Cortana works on Windows Phones, Windows Desktop and Xbox. You can also install the Cortana app on iOS or Android devices. Cortana uses the Bing search engine to provide answers to questions. (If you prefer a different search engine that might not make you happy.) Cortana is great at managing your calendar, will read anything written on the web aloud to you, and tell jokes or answer questions. Cortana is included with a Windows phone.
Google Assistant is a standalone device that activates when you say its name. Like Alexa you can ask it questions, play media, and control smart devices in your house. Google Assistant outpaces Alexa because it has a much larger user database from Gmail and Google Calendar. Google Assistant can connect to your Google account, access your Gmail, set alarms, check the weather, set reminders, send messages, give directions, and find places to eat and make reservations. $129.00.

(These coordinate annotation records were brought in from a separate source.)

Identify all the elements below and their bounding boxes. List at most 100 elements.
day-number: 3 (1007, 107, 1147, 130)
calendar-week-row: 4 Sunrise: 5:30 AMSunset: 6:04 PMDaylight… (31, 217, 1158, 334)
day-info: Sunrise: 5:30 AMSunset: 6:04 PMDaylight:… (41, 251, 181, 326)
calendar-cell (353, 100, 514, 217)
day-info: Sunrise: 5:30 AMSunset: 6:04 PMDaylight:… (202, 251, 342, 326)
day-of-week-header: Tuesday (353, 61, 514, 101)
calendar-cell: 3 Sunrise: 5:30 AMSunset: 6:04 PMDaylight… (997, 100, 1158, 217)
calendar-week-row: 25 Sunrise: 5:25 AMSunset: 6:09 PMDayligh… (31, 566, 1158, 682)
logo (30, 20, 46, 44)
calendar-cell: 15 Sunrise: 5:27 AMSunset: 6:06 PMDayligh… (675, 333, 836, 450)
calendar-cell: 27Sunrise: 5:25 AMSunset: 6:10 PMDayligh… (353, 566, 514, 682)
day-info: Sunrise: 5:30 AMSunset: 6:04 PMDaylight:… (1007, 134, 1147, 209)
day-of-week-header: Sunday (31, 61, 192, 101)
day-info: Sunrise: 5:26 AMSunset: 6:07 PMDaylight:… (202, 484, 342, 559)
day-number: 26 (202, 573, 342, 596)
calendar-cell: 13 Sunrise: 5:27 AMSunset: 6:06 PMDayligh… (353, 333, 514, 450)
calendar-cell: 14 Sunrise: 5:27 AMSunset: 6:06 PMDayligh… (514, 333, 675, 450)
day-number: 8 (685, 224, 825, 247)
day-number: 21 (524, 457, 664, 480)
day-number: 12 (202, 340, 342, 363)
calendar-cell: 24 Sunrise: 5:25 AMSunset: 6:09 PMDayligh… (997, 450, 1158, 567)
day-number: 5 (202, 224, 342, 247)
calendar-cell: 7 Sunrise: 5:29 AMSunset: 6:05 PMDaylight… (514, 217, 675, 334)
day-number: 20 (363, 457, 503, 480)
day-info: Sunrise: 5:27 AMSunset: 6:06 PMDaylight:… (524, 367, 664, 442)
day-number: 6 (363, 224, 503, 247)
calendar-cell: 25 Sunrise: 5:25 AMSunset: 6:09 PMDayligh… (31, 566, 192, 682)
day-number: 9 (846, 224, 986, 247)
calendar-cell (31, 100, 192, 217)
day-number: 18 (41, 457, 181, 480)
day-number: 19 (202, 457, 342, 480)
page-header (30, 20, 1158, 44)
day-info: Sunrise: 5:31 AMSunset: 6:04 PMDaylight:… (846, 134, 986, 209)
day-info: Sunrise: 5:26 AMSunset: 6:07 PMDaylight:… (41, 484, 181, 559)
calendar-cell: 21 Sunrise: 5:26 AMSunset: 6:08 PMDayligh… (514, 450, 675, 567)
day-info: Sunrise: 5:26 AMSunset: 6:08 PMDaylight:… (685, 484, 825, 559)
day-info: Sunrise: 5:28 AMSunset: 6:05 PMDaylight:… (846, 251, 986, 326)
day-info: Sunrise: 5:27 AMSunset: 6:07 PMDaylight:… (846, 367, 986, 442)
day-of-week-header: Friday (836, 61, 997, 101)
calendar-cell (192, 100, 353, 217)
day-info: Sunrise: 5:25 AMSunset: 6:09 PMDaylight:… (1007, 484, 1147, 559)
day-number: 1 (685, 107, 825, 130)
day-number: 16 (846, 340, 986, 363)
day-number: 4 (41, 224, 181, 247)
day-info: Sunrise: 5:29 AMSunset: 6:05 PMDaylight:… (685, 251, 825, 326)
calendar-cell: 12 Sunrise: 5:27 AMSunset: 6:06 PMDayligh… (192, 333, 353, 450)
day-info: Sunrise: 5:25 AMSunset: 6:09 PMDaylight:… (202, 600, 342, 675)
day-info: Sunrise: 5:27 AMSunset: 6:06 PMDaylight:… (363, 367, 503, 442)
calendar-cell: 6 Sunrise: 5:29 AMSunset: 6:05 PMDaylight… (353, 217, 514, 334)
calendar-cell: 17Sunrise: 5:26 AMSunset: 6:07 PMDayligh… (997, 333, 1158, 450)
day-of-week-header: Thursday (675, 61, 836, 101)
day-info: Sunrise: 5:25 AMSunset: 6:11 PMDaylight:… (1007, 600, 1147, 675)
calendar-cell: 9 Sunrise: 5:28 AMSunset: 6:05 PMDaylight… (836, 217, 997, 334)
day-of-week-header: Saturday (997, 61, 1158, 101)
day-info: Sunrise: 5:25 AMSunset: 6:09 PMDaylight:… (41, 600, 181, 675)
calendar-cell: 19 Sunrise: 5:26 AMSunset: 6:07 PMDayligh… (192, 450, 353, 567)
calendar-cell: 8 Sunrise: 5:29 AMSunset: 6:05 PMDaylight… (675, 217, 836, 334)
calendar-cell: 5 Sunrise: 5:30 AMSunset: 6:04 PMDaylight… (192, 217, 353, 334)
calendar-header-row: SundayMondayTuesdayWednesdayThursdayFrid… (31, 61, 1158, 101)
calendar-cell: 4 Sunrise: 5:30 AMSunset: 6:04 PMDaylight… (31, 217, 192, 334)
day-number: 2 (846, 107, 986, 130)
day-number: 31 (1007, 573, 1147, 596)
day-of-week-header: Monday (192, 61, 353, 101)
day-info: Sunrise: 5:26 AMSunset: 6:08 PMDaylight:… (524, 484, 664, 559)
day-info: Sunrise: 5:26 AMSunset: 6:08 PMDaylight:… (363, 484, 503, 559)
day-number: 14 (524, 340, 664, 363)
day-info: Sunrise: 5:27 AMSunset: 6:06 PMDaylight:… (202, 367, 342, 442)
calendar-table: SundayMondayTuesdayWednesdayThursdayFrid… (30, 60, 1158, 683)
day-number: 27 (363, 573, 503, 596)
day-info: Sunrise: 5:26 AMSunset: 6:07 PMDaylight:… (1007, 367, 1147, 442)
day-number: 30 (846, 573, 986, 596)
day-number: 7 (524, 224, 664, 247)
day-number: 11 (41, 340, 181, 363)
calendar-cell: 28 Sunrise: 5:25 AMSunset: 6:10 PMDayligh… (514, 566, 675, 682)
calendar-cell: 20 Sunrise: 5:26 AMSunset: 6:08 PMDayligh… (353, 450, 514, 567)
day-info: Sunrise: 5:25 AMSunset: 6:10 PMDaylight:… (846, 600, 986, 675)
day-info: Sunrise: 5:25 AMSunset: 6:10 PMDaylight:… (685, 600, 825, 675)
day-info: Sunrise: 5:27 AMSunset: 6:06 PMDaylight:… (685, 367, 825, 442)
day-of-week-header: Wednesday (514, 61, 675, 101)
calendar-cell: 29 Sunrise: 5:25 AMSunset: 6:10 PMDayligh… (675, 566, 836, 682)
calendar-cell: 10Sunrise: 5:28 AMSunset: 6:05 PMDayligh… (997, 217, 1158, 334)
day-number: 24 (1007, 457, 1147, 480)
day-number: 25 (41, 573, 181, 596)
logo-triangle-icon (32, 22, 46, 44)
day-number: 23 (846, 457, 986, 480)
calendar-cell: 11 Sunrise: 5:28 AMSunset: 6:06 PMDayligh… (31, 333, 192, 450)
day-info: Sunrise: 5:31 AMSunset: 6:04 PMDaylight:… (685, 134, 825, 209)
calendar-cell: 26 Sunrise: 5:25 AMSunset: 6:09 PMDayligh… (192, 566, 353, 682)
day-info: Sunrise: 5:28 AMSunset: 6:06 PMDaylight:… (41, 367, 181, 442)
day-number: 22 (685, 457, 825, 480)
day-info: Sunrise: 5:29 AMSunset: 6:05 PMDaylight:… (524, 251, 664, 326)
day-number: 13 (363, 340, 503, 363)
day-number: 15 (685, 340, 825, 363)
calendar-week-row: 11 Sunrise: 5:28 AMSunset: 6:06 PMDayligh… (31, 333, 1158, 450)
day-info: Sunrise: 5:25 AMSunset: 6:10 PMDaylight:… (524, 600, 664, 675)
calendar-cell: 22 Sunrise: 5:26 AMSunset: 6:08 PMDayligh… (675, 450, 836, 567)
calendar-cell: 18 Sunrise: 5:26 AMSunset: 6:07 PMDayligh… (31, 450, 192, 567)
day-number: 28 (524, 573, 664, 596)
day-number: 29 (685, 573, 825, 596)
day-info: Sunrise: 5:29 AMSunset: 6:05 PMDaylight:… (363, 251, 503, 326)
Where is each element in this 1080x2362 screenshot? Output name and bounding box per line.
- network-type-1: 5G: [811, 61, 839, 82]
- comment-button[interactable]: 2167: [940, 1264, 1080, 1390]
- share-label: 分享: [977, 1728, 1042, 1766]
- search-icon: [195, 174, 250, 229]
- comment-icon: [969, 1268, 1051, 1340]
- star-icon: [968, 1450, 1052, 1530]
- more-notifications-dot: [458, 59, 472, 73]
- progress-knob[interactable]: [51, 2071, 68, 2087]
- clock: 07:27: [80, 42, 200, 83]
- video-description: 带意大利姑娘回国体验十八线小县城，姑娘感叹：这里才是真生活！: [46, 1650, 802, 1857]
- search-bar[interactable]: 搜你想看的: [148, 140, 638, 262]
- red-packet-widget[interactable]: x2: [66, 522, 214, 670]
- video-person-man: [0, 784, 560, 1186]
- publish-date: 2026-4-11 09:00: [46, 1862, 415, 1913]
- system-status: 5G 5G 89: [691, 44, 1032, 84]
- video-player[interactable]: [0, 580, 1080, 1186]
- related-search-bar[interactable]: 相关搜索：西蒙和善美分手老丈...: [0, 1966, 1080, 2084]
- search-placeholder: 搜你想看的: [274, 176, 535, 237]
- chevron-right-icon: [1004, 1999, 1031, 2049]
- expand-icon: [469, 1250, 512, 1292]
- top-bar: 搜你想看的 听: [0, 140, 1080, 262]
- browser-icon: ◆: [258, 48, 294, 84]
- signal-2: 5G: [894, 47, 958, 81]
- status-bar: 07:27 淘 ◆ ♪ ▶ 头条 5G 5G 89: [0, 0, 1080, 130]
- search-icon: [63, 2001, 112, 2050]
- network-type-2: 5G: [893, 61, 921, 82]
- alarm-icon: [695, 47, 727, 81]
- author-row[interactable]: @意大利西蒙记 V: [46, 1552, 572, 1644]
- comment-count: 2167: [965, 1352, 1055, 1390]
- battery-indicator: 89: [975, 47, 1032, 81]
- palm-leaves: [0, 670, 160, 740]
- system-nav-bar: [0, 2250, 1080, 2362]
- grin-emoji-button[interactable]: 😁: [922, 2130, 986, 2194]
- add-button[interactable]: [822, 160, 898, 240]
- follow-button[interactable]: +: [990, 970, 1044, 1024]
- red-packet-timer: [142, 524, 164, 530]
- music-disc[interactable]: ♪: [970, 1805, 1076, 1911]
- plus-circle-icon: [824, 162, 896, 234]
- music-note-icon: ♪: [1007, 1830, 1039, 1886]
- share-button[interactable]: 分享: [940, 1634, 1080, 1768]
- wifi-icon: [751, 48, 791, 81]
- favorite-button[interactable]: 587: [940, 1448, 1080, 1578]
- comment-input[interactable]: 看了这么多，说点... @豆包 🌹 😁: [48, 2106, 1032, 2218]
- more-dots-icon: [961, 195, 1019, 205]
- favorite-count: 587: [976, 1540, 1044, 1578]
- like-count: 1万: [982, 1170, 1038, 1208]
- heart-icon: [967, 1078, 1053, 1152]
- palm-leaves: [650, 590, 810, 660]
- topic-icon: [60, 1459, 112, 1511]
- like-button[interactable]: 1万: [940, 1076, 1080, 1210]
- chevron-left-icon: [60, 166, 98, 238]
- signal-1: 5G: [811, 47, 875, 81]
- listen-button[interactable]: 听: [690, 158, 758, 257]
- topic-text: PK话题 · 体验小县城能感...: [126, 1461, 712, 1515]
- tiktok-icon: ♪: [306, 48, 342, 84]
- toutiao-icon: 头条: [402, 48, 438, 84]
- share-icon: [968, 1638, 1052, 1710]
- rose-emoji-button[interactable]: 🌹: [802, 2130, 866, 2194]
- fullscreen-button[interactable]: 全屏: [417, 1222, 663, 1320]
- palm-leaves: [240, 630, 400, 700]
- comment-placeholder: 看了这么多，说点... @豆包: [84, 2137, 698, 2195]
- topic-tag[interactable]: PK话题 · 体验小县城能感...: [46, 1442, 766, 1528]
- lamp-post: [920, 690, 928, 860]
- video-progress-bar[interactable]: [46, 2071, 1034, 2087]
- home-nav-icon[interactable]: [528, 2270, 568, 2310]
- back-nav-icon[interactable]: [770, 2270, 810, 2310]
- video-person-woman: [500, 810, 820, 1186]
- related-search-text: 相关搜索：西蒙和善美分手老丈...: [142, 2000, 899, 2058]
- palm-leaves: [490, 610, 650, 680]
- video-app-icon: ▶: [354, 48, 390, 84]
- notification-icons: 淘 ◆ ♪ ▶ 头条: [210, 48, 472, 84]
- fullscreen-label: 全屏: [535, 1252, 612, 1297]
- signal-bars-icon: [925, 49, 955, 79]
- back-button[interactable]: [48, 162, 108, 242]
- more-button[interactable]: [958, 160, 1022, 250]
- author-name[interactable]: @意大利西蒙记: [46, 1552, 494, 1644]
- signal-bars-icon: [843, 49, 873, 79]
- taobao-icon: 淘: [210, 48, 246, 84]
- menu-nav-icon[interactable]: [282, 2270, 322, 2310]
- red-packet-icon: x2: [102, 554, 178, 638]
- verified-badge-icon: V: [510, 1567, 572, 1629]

So which DA is the best? This is a case where “best” is truly in the eye of the beholder. What mobile phone, tablet, or computer system do you prefer? Do you want your DA to manage other smart devices such as lighting or home alarm systems? And which of these products will add a killer capability sometime soon? As always with new tech gadgets, will the assistance that these DAs provide be worth the upfront investment of time required to learn to use them? So far, I have found that there are specific functions, such as voice-to-text, that I find useful, but no one of these assistants is a life changer. Where is Radar when I need him?